Tytuł: Nerve Autor: Jeanne Ryan Ilość stron: 295 Wydawnictwo: Dolnośląskie Moja ocena: 9,5|10
Takie cuda muszą wiązać się z potężnymi oczekiwaniami.
Zanim przeczytałam popełniłam pierwszy największy grzech czytelnika - nim przeczytałam książkę obejrzałam film, ale na szczęście na tyle dawno temu, że nie pamiętałam wielu szczegółów. Oczywistym faktem (przynajmniej przy tej książce) jest to, że powinien to zbyt wiele fajnych momentów, które powinny się tam znaleźć, bo teraz na nowo obejrzałam film i tak naprawdę większość mi się tam nie zgadza.
Uparta część mojej natury chce zakończyć tę noc tak, jak ją zaczęłam: mając kontrolę nad wszystkim, co się dzieje.
Vee to dziewczyna zza kulis, cicha i spokojna, a także uzdolniona pod względem kosmetycznym no i projektanckim. Więc co taka dziewczyna miałaby robić w NERVE? Grze, która nie tylko nagradza, ale przesuwa granice komfortu. Jest to jedna z moich ulubionych postaci, dlaczego? O tym niestety, a raczej stety musicie przekonać się sami, bo zdradziłabym za dużo.
Sydney, to totalne przeciwieństwo Vee, zawsze w świetle jupiterów i na samym środku sceny. Szczerze? Bardziej ją podejrzewałabym o udział w grze. Niestety nie za bardzo za nią nie przepadam, jest strasznie sztuczna i przepełniona niepotrzebną dramaturgią.
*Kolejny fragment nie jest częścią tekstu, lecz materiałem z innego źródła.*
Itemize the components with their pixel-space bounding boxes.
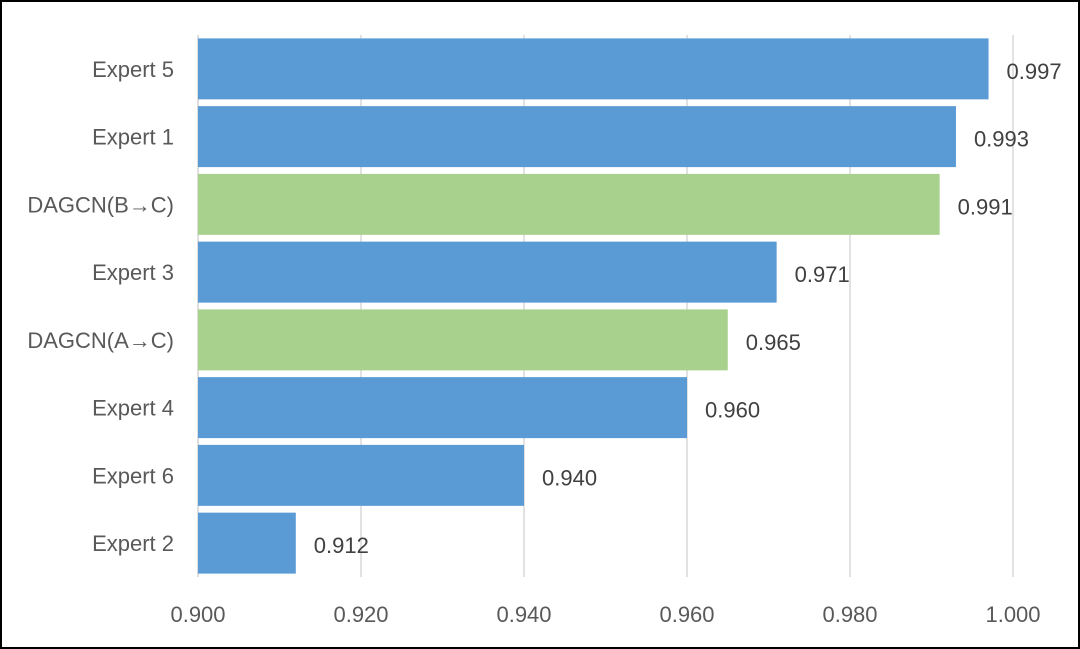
bars bbox=[198, 38, 989, 574]
bar bbox=[198, 106, 956, 168]
bar bbox=[198, 38, 989, 100]
data-label: 0.971 bbox=[795, 262, 850, 287]
data-label: 0.965 bbox=[746, 330, 801, 355]
category-labels: Expert 5 Expert 1 DAGCN(B→C) Expert 3 DAGCN(… bbox=[27, 57, 174, 556]
data-label: 0.997 bbox=[1007, 59, 1062, 84]
category-label: Expert 5 bbox=[92, 57, 174, 82]
bar bbox=[198, 377, 687, 439]
x-tick-label: 0.900 bbox=[170, 602, 225, 627]
x-tick-label: 1.000 bbox=[985, 602, 1040, 627]
x-tick-label: 0.960 bbox=[659, 602, 714, 627]
category-label: Expert 2 bbox=[92, 531, 174, 556]
category-label: DAGCN(B→C) bbox=[27, 192, 174, 217]
x-tick-labels: 0.900 0.920 0.940 0.960 0.980 1.000 bbox=[170, 602, 1040, 627]
data-label: 0.993 bbox=[974, 127, 1029, 152]
category-label: Expert 6 bbox=[92, 463, 174, 488]
x-tick-label: 0.940 bbox=[496, 602, 551, 627]
bar bbox=[198, 309, 728, 371]
bar bbox=[198, 241, 777, 303]
bar bbox=[198, 512, 296, 574]
data-labels: 0.997 0.993 0.991 0.971 0.965 0.960 0.940 0.912 bbox=[314, 59, 1062, 558]
data-label: 0.912 bbox=[314, 533, 369, 558]
category-label: Expert 1 bbox=[92, 125, 174, 150]
category-label: Expert 3 bbox=[92, 260, 174, 285]
category-label: Expert 4 bbox=[92, 396, 174, 421]
x-tick-label: 0.980 bbox=[822, 602, 877, 627]
bar bbox=[198, 444, 524, 506]
data-label: 0.960 bbox=[705, 398, 760, 423]
data-label: 0.991 bbox=[958, 194, 1013, 219]
bar bbox=[198, 173, 940, 235]
x-tick-label: 0.920 bbox=[333, 602, 388, 627]
data-label: 0.940 bbox=[542, 465, 597, 490]
category-label: DAGCN(A→C) bbox=[27, 328, 174, 353]
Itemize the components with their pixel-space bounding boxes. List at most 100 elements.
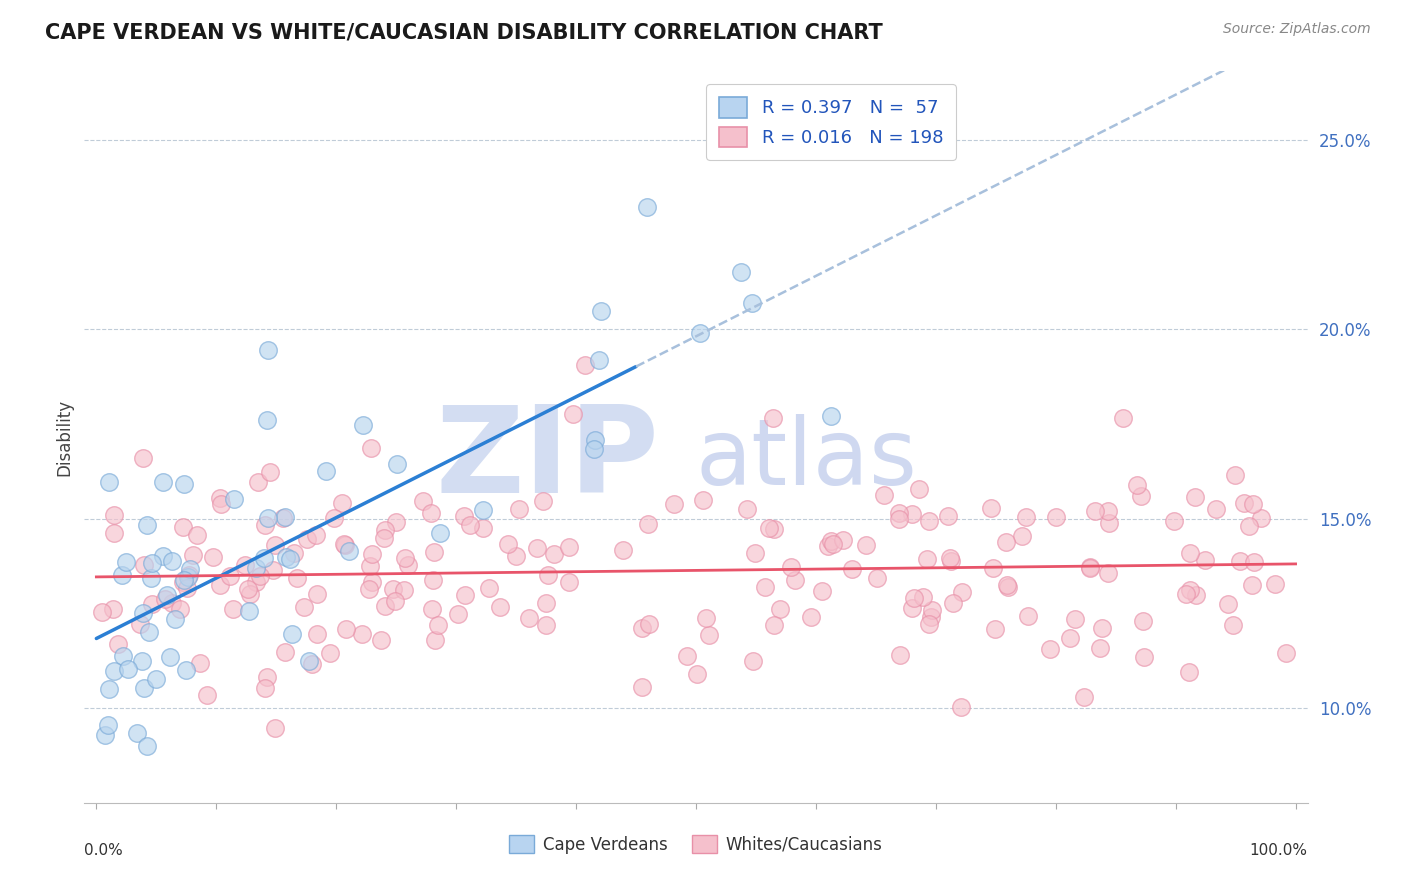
Point — [1132, 614, 1154, 628]
Point — [536, 596, 558, 610]
Point — [889, 512, 911, 526]
Point — [382, 582, 405, 596]
Point — [322, 510, 344, 524]
Point — [763, 522, 786, 536]
Point — [675, 648, 697, 663]
Point — [1223, 467, 1246, 482]
Text: CAPE VERDEAN VS WHITE/CAUCASIAN DISABILITY CORRELATION CHART: CAPE VERDEAN VS WHITE/CAUCASIAN DISABILI… — [45, 22, 883, 42]
Point — [1222, 618, 1244, 632]
Point — [744, 546, 766, 560]
Point — [139, 571, 162, 585]
Point — [361, 547, 384, 561]
Point — [305, 626, 328, 640]
Point — [637, 616, 659, 631]
Point — [134, 681, 156, 696]
Point — [318, 646, 340, 660]
Point — [98, 682, 121, 697]
Point — [263, 537, 285, 551]
Point — [370, 633, 392, 648]
Point — [1133, 649, 1156, 664]
Point — [820, 409, 842, 424]
Point — [1078, 560, 1101, 574]
Point — [97, 475, 120, 490]
Point — [208, 491, 231, 505]
Point — [396, 558, 419, 572]
Point — [1178, 583, 1201, 598]
Point — [176, 581, 198, 595]
Point — [333, 538, 356, 552]
Point — [478, 581, 501, 595]
Point — [162, 554, 184, 568]
Point — [305, 528, 328, 542]
Point — [918, 617, 941, 632]
Point — [245, 574, 267, 589]
Point — [692, 492, 714, 507]
Point — [1112, 411, 1135, 425]
Point — [1130, 489, 1153, 503]
Point — [107, 636, 129, 650]
Point — [695, 611, 717, 625]
Point — [422, 573, 444, 587]
Point — [245, 561, 267, 575]
Point — [534, 617, 557, 632]
Text: 0.0%: 0.0% — [84, 843, 124, 858]
Point — [384, 594, 406, 608]
Point — [97, 718, 120, 732]
Point — [1090, 640, 1112, 655]
Point — [360, 441, 382, 455]
Point — [131, 654, 153, 668]
Point — [1091, 621, 1114, 635]
Point — [132, 558, 155, 572]
Point — [631, 621, 654, 635]
Point — [543, 547, 565, 561]
Y-axis label: Disability: Disability — [55, 399, 73, 475]
Point — [1097, 504, 1119, 518]
Point — [233, 558, 256, 572]
Point — [141, 556, 163, 570]
Point — [256, 413, 278, 427]
Point — [1073, 690, 1095, 705]
Point — [537, 568, 560, 582]
Point — [742, 654, 765, 668]
Point — [352, 417, 374, 432]
Point — [374, 523, 396, 537]
Point — [997, 580, 1019, 594]
Point — [152, 549, 174, 563]
Point — [1250, 510, 1272, 524]
Point — [447, 607, 470, 622]
Point — [129, 617, 152, 632]
Point — [1275, 647, 1298, 661]
Point — [236, 582, 259, 596]
Point — [1216, 597, 1239, 611]
Point — [1015, 509, 1038, 524]
Point — [253, 681, 276, 695]
Text: atlas: atlas — [696, 414, 918, 504]
Point — [1039, 641, 1062, 656]
Point — [285, 571, 308, 585]
Point — [800, 610, 823, 624]
Point — [1184, 490, 1206, 504]
Point — [141, 597, 163, 611]
Point — [1233, 496, 1256, 510]
Point — [246, 475, 269, 489]
Point — [249, 568, 271, 582]
Point — [373, 531, 395, 545]
Point — [426, 618, 449, 632]
Point — [1126, 478, 1149, 492]
Point — [173, 477, 195, 491]
Point — [583, 433, 606, 447]
Point — [278, 551, 301, 566]
Point — [1229, 554, 1251, 568]
Point — [361, 574, 384, 589]
Point — [420, 602, 443, 616]
Point — [769, 601, 792, 615]
Point — [259, 466, 281, 480]
Point — [274, 549, 297, 564]
Legend: Cape Verdeans, Whites/Caucasians: Cape Verdeans, Whites/Caucasians — [503, 829, 889, 860]
Text: Source: ZipAtlas.com: Source: ZipAtlas.com — [1223, 22, 1371, 37]
Point — [887, 506, 910, 520]
Point — [101, 602, 124, 616]
Point — [918, 514, 941, 528]
Point — [221, 602, 243, 616]
Point — [526, 541, 548, 555]
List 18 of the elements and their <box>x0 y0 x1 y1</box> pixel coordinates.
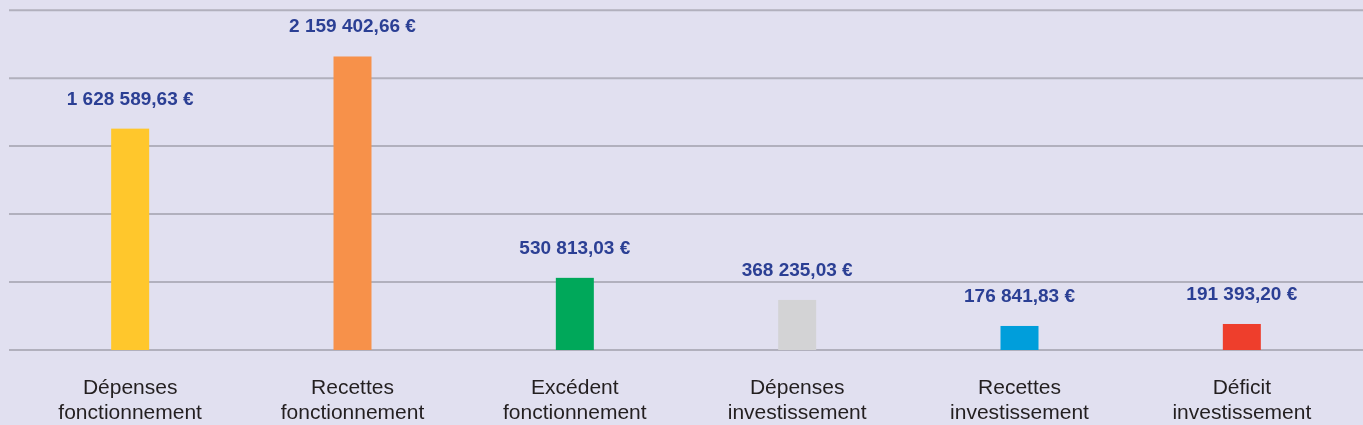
data-label: 368 235,03 € <box>741 258 854 280</box>
data-label: 191 393,20 € <box>1186 282 1298 304</box>
data-label: 530 813,03 € <box>519 236 631 258</box>
bar <box>1000 325 1039 350</box>
bar <box>1222 323 1261 350</box>
data-label: 1 628 589,63 € <box>66 87 194 109</box>
data-label: 176 841,83 € <box>964 284 1076 306</box>
x-tick-label: Dépenses fonctionnement <box>58 375 203 423</box>
x-tick-label: Dépenses investissement <box>727 375 867 423</box>
x-tick-label: Déficit investissement <box>1172 375 1312 423</box>
x-tick-label: Recettes fonctionnement <box>280 375 425 423</box>
data-label: 2 159 402,66 € <box>289 15 417 37</box>
bar <box>555 277 594 350</box>
bar <box>333 56 372 350</box>
bar <box>111 128 150 350</box>
bar <box>778 299 817 350</box>
x-tick-label: Recettes investissement <box>950 375 1090 423</box>
x-tick-label: Excédent fonctionnement <box>503 375 647 423</box>
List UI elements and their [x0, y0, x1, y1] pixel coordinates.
Drugą moją ulubioną, a może już ukochaną postacią jest Ian. Choć poznajemy go powierzchownie i to dopiero po iluś tam rozdziałach. Co mnie teraz zastanawia i nawet troszeczkę śmieszy, to to, że większość moich ulubionych postaci to ostatnio w większości mężczyźni... Ale to tam kiedy indziej :) Co lepsze moje modły podczas czytania zostały wysłuchane i... O tym dowiecie się sami :D
Dowiedzieliśmy się czegoś bardzo ciekawego o sławie. Najbardziej pragną jej ci, których nikt nie chce oglądać.
Jeanne Ryan ma lekkie pióro, które jest niezwykle przyjemne dla oka. Myślę, że miała bardzo fajny pomysł na fabułę, aczkolwiek dostrzegłam drobne podobieństwa do Igrzysk śmierci, ale naprawdę takie ledwo dostrzegalne. Bardzo podobał mi się fakt, że autorka trzymała odpowiednie tempo akcji i potrafi zaskoczyć. A jeśli chodzi o samo NERVE to jest to cholernie wyrafinowana i przemyślana gra, która w zamian za drobnostki oferuje coś czego się pragnie i w ten sposób przesuwa nasze granice.
Ostatnio piszę bardzo krótko co mnie nieco irytuje, bo ciągle odnoszę wrażenie, że nie mówię czegoś istotnego. Choć to była powieść z ciekawym zakończeniem to chętnie przeczytałabym o tym coś jeszcze albo w najlepszym wypadku poznali tę historię z perspektywy Ian'a, bo niewiele tak naprawdę było o nim wiadomo. Co do okładki to na oryginalną nawet bym nie spojrzała, ale polskie wydanie i w dodatku filmowe jest naprawdę przyciągającego, choćby sama kolorystyka.
Chyba powiedziałam wszystko co chciałam, a tak... Zapomniałam o pewnej sytuacji, która was bardzo zaskoczy, więc bądźcie czujni, bo to coś zaburzy wasze zdanie o pewnej osobie, ale już nic nie mówię, a zakończenie było nawet przewidywalne, ale przyjemne.
Gdzieś w zakamarkach umysłu czai się myśl, że to prawda, nawet jeśli wolałabym, żeby tak nie było.
Reasumując, to lekka młodzieżówka, która umili wieczór albo dwa. Jest to książka dla osób nie szukających czegoś wymagającego, a jedynie lekkiego dreszczyku przygody, a także przyjemnej powieści. Więc polecam na zimowy wieczór pod kocykiem i z herbatką.